Abstraction layer pattern:

class UnifiedExchange:
    def __init__(self, exchange_adapter):
        self.adapter = exchange_adapter
        
    async def get_order_book(self, symbol):
        raw_book = await self.adapter.fetch_order_book(symbol)
        return self.normalize_order_book(raw_book)
        
    def normalize_order_book(self, raw_book):
        return {
            'bids': [(float(price), float(size)) 
                     for price, size in raw_book['bids'][:20]],
            'asks': [(float(price), float(size)) 
                     for price, size in raw_book['asks'][:20]],
            'timestamp': self.normalize_timestamp(raw_book['timestamp'])
        }
        
    def normalize_timestamp(self, ts):
        # Convert to Unix milliseconds
        if isinstance(ts, str):
            return int(datetime.fromisoformat(ts).timestamp() * 1000)
        return int(ts)

The CCXT library provides this abstraction for 100+ exchanges, but you still need to handle exchange-specific quirks (rate limits, order size precision, minimum order values).

Observability: What to Log When Things Go Wrong

When your agent loses money, you need to reconstruct what happened.

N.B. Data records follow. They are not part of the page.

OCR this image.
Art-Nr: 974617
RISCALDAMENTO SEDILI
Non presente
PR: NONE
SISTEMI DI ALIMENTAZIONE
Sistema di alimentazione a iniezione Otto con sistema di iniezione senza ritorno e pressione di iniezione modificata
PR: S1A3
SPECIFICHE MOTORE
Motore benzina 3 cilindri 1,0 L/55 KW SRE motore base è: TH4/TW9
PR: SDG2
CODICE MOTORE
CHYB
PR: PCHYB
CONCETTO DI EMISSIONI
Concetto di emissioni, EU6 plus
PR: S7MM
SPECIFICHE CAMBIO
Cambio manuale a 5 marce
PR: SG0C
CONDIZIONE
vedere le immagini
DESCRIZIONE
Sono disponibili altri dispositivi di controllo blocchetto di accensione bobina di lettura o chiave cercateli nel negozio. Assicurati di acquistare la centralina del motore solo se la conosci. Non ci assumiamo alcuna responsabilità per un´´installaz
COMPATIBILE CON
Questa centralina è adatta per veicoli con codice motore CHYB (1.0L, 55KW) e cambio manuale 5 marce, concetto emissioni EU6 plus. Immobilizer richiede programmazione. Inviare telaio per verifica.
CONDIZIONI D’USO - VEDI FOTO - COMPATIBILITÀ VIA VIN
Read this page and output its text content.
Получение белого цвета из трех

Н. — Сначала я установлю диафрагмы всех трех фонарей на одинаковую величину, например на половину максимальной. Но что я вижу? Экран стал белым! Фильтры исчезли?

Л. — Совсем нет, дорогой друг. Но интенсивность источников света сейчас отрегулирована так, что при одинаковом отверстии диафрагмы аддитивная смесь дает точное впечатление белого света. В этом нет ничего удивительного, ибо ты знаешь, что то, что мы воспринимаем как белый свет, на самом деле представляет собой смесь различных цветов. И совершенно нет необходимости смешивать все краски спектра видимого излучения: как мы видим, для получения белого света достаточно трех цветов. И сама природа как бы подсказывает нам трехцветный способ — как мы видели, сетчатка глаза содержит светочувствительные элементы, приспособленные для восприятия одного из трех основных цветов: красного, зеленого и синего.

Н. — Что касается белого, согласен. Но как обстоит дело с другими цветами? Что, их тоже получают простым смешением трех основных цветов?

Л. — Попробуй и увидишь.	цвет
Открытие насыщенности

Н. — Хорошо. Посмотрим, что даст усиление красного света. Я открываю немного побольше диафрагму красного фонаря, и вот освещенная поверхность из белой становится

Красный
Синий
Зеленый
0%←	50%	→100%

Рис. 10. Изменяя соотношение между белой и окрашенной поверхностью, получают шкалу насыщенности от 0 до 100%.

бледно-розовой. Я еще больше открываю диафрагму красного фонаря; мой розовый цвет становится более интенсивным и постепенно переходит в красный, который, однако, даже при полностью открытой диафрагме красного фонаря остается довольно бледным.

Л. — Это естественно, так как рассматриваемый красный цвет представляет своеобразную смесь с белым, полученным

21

Logs must capture:

  • Every order placement (symbol, side, size, price, timestamp)
  • Every fill (actual execution price, fees paid)
  • Every decision (why did the agent place this order?)
  • Every error (API failures, validation failures, reconnection events)

Structured logging pattern:

logger.info("order_placed", extra={
    "symbol": "BTC-USD",
    "side": "buy",
    "size": 0.1,
    "price": 45000,
    "order_id": "abc123",
    "reason": "mean_reversion_signal",
    "account_balance": 10000,
    "position_before": 0.0
})

Store logs in a queryable format (Elasticsearch, ClickHouse). You need to answer questions like:

  • What was the agent’s position size when it placed this order?
  • How many times did the WebSocket reconnect in the last hour?
  • What percentage of orders were rejected due to insufficient balance?

Technical Verdict

Use autonomous trading agents when:

  • You have a tested strategy with positive expectancy in paper trading (not just backtesting)
  • You have external guardrails (kill switch, position limits) independent of agent code
  • You can afford to lose the entire account balance (seriously)
  • You have observability infrastructure to debug losses post-mortem

Avoid when:

  • You’re moving from backtesting directly to live trading without paper trading
  • Your agent has no external kill switch or position limits
  • You don’t have a plan for handling exchange outages and WebSocket reconnections
  • You’re using this as a primary income source (the failure modes are too unpredictable)

The infrastructure gap between “I built a trading bot” and “I built a trading bot that won’t liquidate my account” is wider than most engineers expect. The plumbing is not glamorous, but it’s the difference between a learning experience and a financial disaster.